Entre os candidatos que aprovaram a escolha do tema, estão aqueles que já haviam discutido a temática em sala de aula. É o caso de Vinicíus Falcão, de 18 anos. Ele estuda em um colégio particular de Salvador e vai concluir o Ensino Médio neste ano. "Eu achei que o tema teve a cara do Enem, que costuma cobrar questões sociais. Achei fácil porque falamos muito sobre isso nas aulas", falou o jovem, que espera ingressar na graduação em Geologia. 

Clara Menezes, 15, estudante do 9º ano do Ensino Fundamental, fez a prova pela primeira vez neste domingo (3). Como "treineira", ela admitiu que achou a prova cansativa e que chutou as respostas de alguma questão no final. "O tema, em si, não foi difícil. O problema é o cansaço. Não aguentava mais ler tantas questões e acabei terminando a redação com pressa", lamentou. "Queria ter feito a redação mais bem estruturada, mas foi bom para conhecer a prova", emendou. 
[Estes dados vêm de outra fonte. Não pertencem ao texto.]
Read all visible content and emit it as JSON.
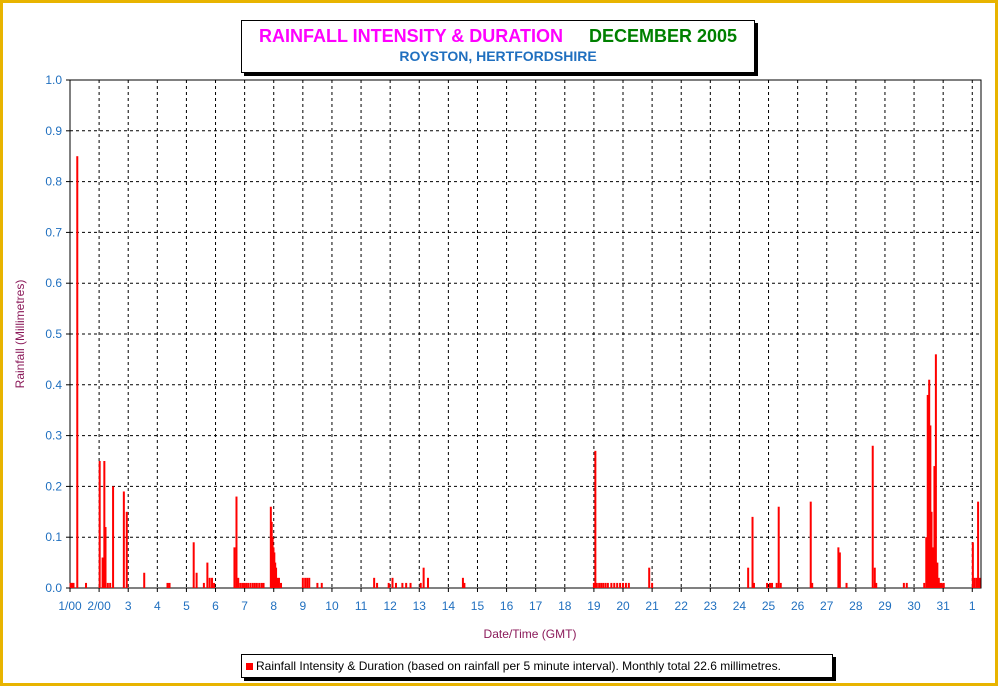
{
  "chart_data": {
    "type": "bar",
    "title": "RAINFALL INTENSITY & DURATION",
    "title_month": "DECEMBER 2005",
    "subtitle": "ROYSTON, HERTFORDSHIRE",
    "xlabel": "Date/Time (GMT)",
    "ylabel": "Rainfall (Millimetres)",
    "ylim": [
      0,
      1.0
    ],
    "xlim": [
      1,
      32.3
    ],
    "y_ticks": [
      "0.0",
      "0.1",
      "0.2",
      "0.3",
      "0.4",
      "0.5",
      "0.6",
      "0.7",
      "0.8",
      "0.9",
      "1.0"
    ],
    "x_ticks": [
      {
        "x": 1,
        "label": "1/00"
      },
      {
        "x": 2,
        "label": "2/00"
      },
      {
        "x": 3,
        "label": "3"
      },
      {
        "x": 4,
        "label": "4"
      },
      {
        "x": 5,
        "label": "5"
      },
      {
        "x": 6,
        "label": "6"
      },
      {
        "x": 7,
        "label": "7"
      },
      {
        "x": 8,
        "label": "8"
      },
      {
        "x": 9,
        "label": "9"
      },
      {
        "x": 10,
        "label": "10"
      },
      {
        "x": 11,
        "label": "11"
      },
      {
        "x": 12,
        "label": "12"
      },
      {
        "x": 13,
        "label": "13"
      },
      {
        "x": 14,
        "label": "14"
      },
      {
        "x": 15,
        "label": "15"
      },
      {
        "x": 16,
        "label": "16"
      },
      {
        "x": 17,
        "label": "17"
      },
      {
        "x": 18,
        "label": "18"
      },
      {
        "x": 19,
        "label": "19"
      },
      {
        "x": 20,
        "label": "20"
      },
      {
        "x": 21,
        "label": "21"
      },
      {
        "x": 22,
        "label": "22"
      },
      {
        "x": 23,
        "label": "23"
      },
      {
        "x": 24,
        "label": "24"
      },
      {
        "x": 25,
        "label": "25"
      },
      {
        "x": 26,
        "label": "26"
      },
      {
        "x": 27,
        "label": "27"
      },
      {
        "x": 28,
        "label": "28"
      },
      {
        "x": 29,
        "label": "29"
      },
      {
        "x": 30,
        "label": "30"
      },
      {
        "x": 31,
        "label": "31"
      },
      {
        "x": 32,
        "label": "1"
      }
    ],
    "grid": true,
    "legend_position": "bottom",
    "series": [
      {
        "name": "Rainfall Intensity & Duration (based on rainfall per 5 minute interval). Monthly total 22.6 millimetres.",
        "color": "#ff0000",
        "points": [
          {
            "x": 1.02,
            "y": 0.01
          },
          {
            "x": 1.05,
            "y": 0.01
          },
          {
            "x": 1.09,
            "y": 0.01
          },
          {
            "x": 1.12,
            "y": 0.01
          },
          {
            "x": 1.25,
            "y": 0.85
          },
          {
            "x": 1.55,
            "y": 0.01
          },
          {
            "x": 2.02,
            "y": 0.25
          },
          {
            "x": 2.12,
            "y": 0.06
          },
          {
            "x": 2.18,
            "y": 0.25
          },
          {
            "x": 2.22,
            "y": 0.12
          },
          {
            "x": 2.3,
            "y": 0.01
          },
          {
            "x": 2.38,
            "y": 0.01
          },
          {
            "x": 2.48,
            "y": 0.2
          },
          {
            "x": 2.85,
            "y": 0.19
          },
          {
            "x": 2.95,
            "y": 0.15
          },
          {
            "x": 3.55,
            "y": 0.03
          },
          {
            "x": 4.35,
            "y": 0.01
          },
          {
            "x": 4.42,
            "y": 0.01
          },
          {
            "x": 5.25,
            "y": 0.09
          },
          {
            "x": 5.35,
            "y": 0.03
          },
          {
            "x": 5.6,
            "y": 0.01
          },
          {
            "x": 5.72,
            "y": 0.05
          },
          {
            "x": 5.8,
            "y": 0.02
          },
          {
            "x": 5.88,
            "y": 0.02
          },
          {
            "x": 5.95,
            "y": 0.01
          },
          {
            "x": 6.65,
            "y": 0.08
          },
          {
            "x": 6.72,
            "y": 0.18
          },
          {
            "x": 6.78,
            "y": 0.02
          },
          {
            "x": 6.85,
            "y": 0.01
          },
          {
            "x": 6.92,
            "y": 0.01
          },
          {
            "x": 6.98,
            "y": 0.01
          },
          {
            "x": 7.05,
            "y": 0.01
          },
          {
            "x": 7.12,
            "y": 0.01
          },
          {
            "x": 7.2,
            "y": 0.01
          },
          {
            "x": 7.28,
            "y": 0.01
          },
          {
            "x": 7.35,
            "y": 0.01
          },
          {
            "x": 7.42,
            "y": 0.01
          },
          {
            "x": 7.5,
            "y": 0.01
          },
          {
            "x": 7.58,
            "y": 0.01
          },
          {
            "x": 7.65,
            "y": 0.01
          },
          {
            "x": 7.9,
            "y": 0.16
          },
          {
            "x": 7.93,
            "y": 0.13
          },
          {
            "x": 7.96,
            "y": 0.1
          },
          {
            "x": 7.99,
            "y": 0.08
          },
          {
            "x": 8.02,
            "y": 0.07
          },
          {
            "x": 8.05,
            "y": 0.05
          },
          {
            "x": 8.08,
            "y": 0.04
          },
          {
            "x": 8.12,
            "y": 0.02
          },
          {
            "x": 8.18,
            "y": 0.02
          },
          {
            "x": 8.25,
            "y": 0.01
          },
          {
            "x": 9.0,
            "y": 0.02
          },
          {
            "x": 9.08,
            "y": 0.02
          },
          {
            "x": 9.15,
            "y": 0.02
          },
          {
            "x": 9.22,
            "y": 0.02
          },
          {
            "x": 9.5,
            "y": 0.01
          },
          {
            "x": 9.65,
            "y": 0.01
          },
          {
            "x": 11.45,
            "y": 0.02
          },
          {
            "x": 11.55,
            "y": 0.01
          },
          {
            "x": 11.95,
            "y": 0.01
          },
          {
            "x": 12.08,
            "y": 0.02
          },
          {
            "x": 12.2,
            "y": 0.01
          },
          {
            "x": 12.42,
            "y": 0.01
          },
          {
            "x": 12.55,
            "y": 0.01
          },
          {
            "x": 12.7,
            "y": 0.01
          },
          {
            "x": 13.05,
            "y": 0.01
          },
          {
            "x": 13.15,
            "y": 0.04
          },
          {
            "x": 13.3,
            "y": 0.02
          },
          {
            "x": 14.5,
            "y": 0.02
          },
          {
            "x": 14.55,
            "y": 0.01
          },
          {
            "x": 19.0,
            "y": 0.01
          },
          {
            "x": 19.05,
            "y": 0.27
          },
          {
            "x": 19.1,
            "y": 0.01
          },
          {
            "x": 19.18,
            "y": 0.01
          },
          {
            "x": 19.25,
            "y": 0.01
          },
          {
            "x": 19.32,
            "y": 0.01
          },
          {
            "x": 19.4,
            "y": 0.01
          },
          {
            "x": 19.48,
            "y": 0.01
          },
          {
            "x": 19.6,
            "y": 0.01
          },
          {
            "x": 19.7,
            "y": 0.01
          },
          {
            "x": 19.8,
            "y": 0.01
          },
          {
            "x": 19.9,
            "y": 0.01
          },
          {
            "x": 20.0,
            "y": 0.01
          },
          {
            "x": 20.1,
            "y": 0.01
          },
          {
            "x": 20.2,
            "y": 0.01
          },
          {
            "x": 20.9,
            "y": 0.04
          },
          {
            "x": 21.0,
            "y": 0.01
          },
          {
            "x": 24.3,
            "y": 0.04
          },
          {
            "x": 24.45,
            "y": 0.14
          },
          {
            "x": 24.5,
            "y": 0.01
          },
          {
            "x": 24.95,
            "y": 0.01
          },
          {
            "x": 25.05,
            "y": 0.01
          },
          {
            "x": 25.12,
            "y": 0.01
          },
          {
            "x": 25.28,
            "y": 0.01
          },
          {
            "x": 25.35,
            "y": 0.16
          },
          {
            "x": 25.42,
            "y": 0.01
          },
          {
            "x": 26.45,
            "y": 0.17
          },
          {
            "x": 26.5,
            "y": 0.01
          },
          {
            "x": 27.4,
            "y": 0.08
          },
          {
            "x": 27.45,
            "y": 0.07
          },
          {
            "x": 27.68,
            "y": 0.01
          },
          {
            "x": 28.58,
            "y": 0.28
          },
          {
            "x": 28.65,
            "y": 0.04
          },
          {
            "x": 28.7,
            "y": 0.01
          },
          {
            "x": 29.65,
            "y": 0.01
          },
          {
            "x": 29.75,
            "y": 0.01
          },
          {
            "x": 30.35,
            "y": 0.01
          },
          {
            "x": 30.42,
            "y": 0.1
          },
          {
            "x": 30.47,
            "y": 0.38
          },
          {
            "x": 30.52,
            "y": 0.41
          },
          {
            "x": 30.56,
            "y": 0.32
          },
          {
            "x": 30.6,
            "y": 0.15
          },
          {
            "x": 30.64,
            "y": 0.08
          },
          {
            "x": 30.7,
            "y": 0.24
          },
          {
            "x": 30.75,
            "y": 0.46
          },
          {
            "x": 30.8,
            "y": 0.05
          },
          {
            "x": 30.85,
            "y": 0.02
          },
          {
            "x": 30.9,
            "y": 0.01
          },
          {
            "x": 30.95,
            "y": 0.01
          },
          {
            "x": 31.02,
            "y": 0.01
          },
          {
            "x": 32.02,
            "y": 0.09
          },
          {
            "x": 32.08,
            "y": 0.02
          },
          {
            "x": 32.15,
            "y": 0.02
          },
          {
            "x": 32.2,
            "y": 0.17
          },
          {
            "x": 32.25,
            "y": 0.02
          }
        ]
      }
    ]
  }
}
Como referência, a aluna utilizou o livro Utopia, do escritor britânico Thomas More. "O autor fala sobre como seria uma sociedade perfeita e eu argumentei que nossa sociedade não é assim porque não valorizamos e desrespeitamos outras culturas", explicou. Joselice Souza, professora de História, acredita que a escolha do tema propicia uma reflexão social importante. 

"Faz a gente olhar para o próprio cotidiano, mostrar como a sociedade, de modo geral, é hostil às heranças africanas. Como seleciona aquilo que de África lhes interessa trazer como herança e aquilo que é descartado ou excluído. É que pode ser discutido para além do currículo escolar, mas falando da própria sociedade", pontua. 

No próximo domingo (10), candidatos de todo o país voltarão aos locais de prova para realizar a segunda etapa do exame. Serão 90 questões das áreas de Matemática e de Ciências da Natureza, sendo 45 de cada. O Enem é a principal porta de entrada para universidades públicas brasileiras. Só na Bahia, quatro universidades federais, quatro estaduais, além de dois institutos federais aprovam candidatos a partir do desempenho na prova.